(Pas écris, fais avec outil vocal)
J’ai été surprise d’une bonne façon je n’avais pas d’a priori sur cette lecture et j’étais plutôt élancée dans l’idée de lire à ce sujet écrit par un homme. Je retiens un travail important de la part de l’auteur des confessions douloureuses des victimes mais aussi des agresseurs. J’ai appris à considérer les deux profils sans forcément légitimer la violence mais en comprenant davantage la source, l’origine de cette violence. Je pense qu’il y a vraiment un travail à faire à ce niveau et il commence par cette lecture mais aussi par l’information. Là où le processus est ralenti c’est au cœur de la justice on observe un problème c’est-à-dire la considération du problème justement.

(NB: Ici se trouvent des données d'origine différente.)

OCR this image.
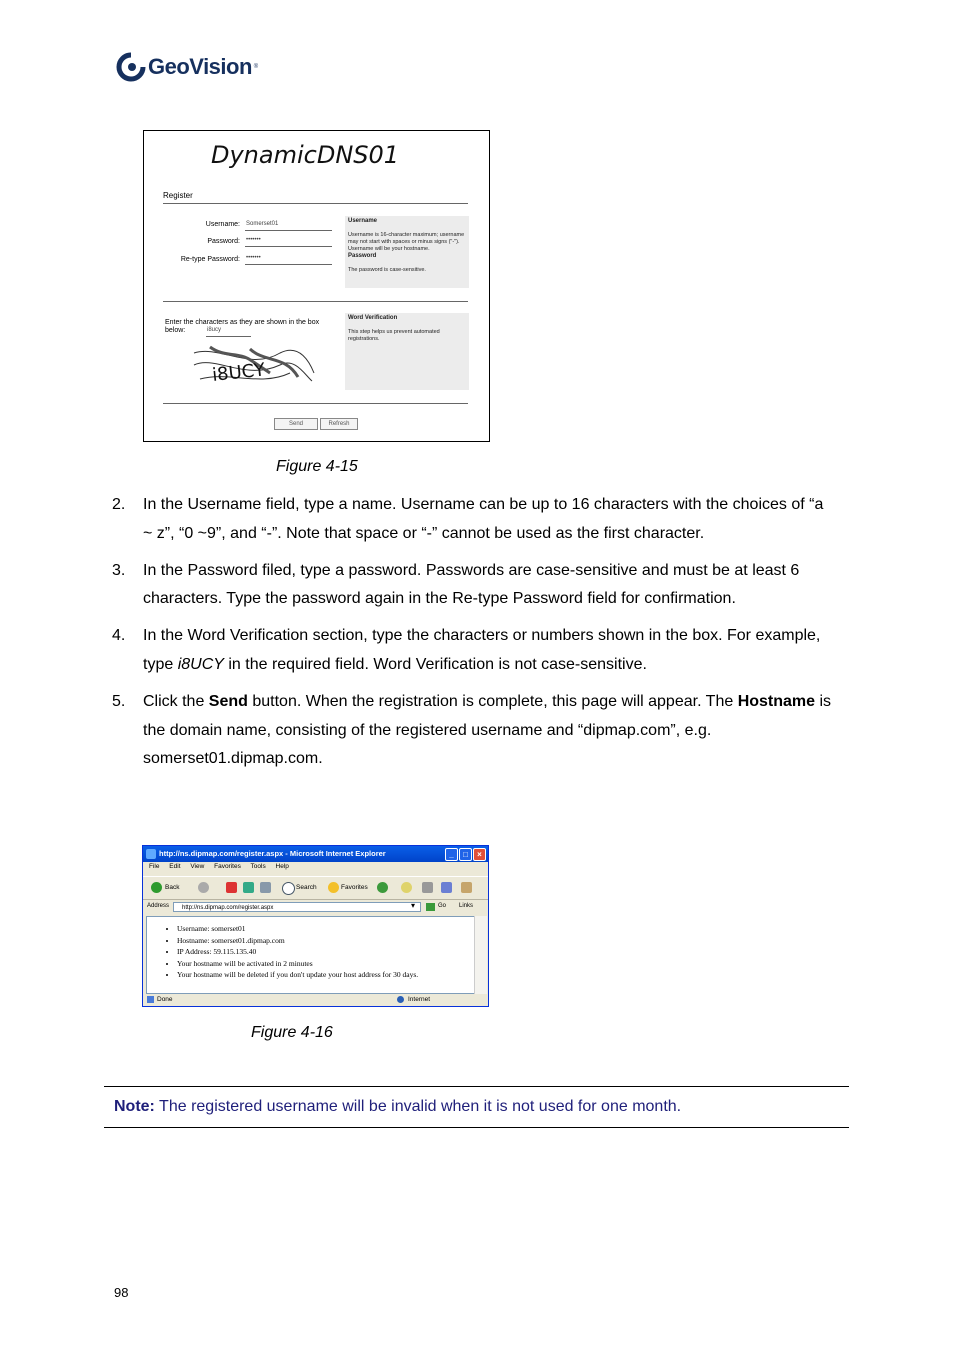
GeoVision ®
DynamicDNS01
Register
Username: Somerset01
Password: •••••••
Re-type Password: •••••••
Username

Username is 16-character maximum; username may not start with spaces or minus signs ("-"). Username will be your hostname.
Password

The password is case-sensitive.
Enter the characters as they are shown in the box below:	i8ucy
i8UCY
Word Verification

This step helps us prevent automated registrations.
Send	Refresh
Figure 4-15
2. In the Username field, type a name. Username can be up to 16 characters with the choices of “a ~ z”, “0 ~9”, and “-”. Note that space or “-” cannot be used as the first character.
3. In the Password filed, type a password. Passwords are case-sensitive and must be at least 6 characters. Type the password again in the Re-type Password field for confirmation.
4. In the Word Verification section, type the characters or numbers shown in the box. For example, type i8UCY in the required field. Word Verification is not case-sensitive.
5. Click the Send button. When the registration is complete, this page will appear. The Hostname is the domain name, consisting of the registered username and “dipmap.com”, e.g. somerset01.dipmap.com.
http://ns.dipmap.com/register.aspx - Microsoft Internet Explorer	_	□	×
File Edit View Favorites Tools Help
Back	Search	Favorites
Address	http://ns.dipmap.com/register.aspx	▾	Go Links
• Username: somerset01
• Hostname: somerset01.dipmap.com
• IP Address: 59.115.135.40
• Your hostname will be activated in 2 minutes
• Your hostname will be deleted if you don't update your host address for 30 days.
Done	Internet
Figure 4-16
Note: The registered username will be invalid when it is not used for one month.
98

Ce que j’ai réellement appris c’est qu’aujourd’hui on blâme la violence alors que 50 ans en arrière il n’était pas rare d’échanger avec un homme et que ce dernier puisse avouer de battre plus ou moins sa femme. En lisant la violence je la trouve très dur et j’ai du mal à imaginer qu’on puisse donner autant de haine à un être humain. J’ai mal pour elles, j’ai mal aussi pour l’amour puisqu’on détruit l’amour. L’amour est dangereux et le prédateur en fait son jeu. Je comprends aussi qu’il est difficile de pouvoir accepter la violence de l’être qu’on aime le plus au monde. Et j’apprends que certains agresseurs ne sont pas violent par nature c’est comme quelqu’un qui est méchant : il ne devient pas, autour de lui il a connu un schéma et il s’est calqué dessus. Je ne peux pas dire que j’en veux aux hommes mais j’en veux plutôt au système est-ce que c’est finalement ce système qui les a rendu aussi dur aussi froid et aussi violent.
Comment agir ? Puisqu’on comprend que la violence est née dans l’enfance alors il s’agit d’éduquer ses enfants avec un modèle plus égalitaire, accepter les émotions, accepter de se faire aider.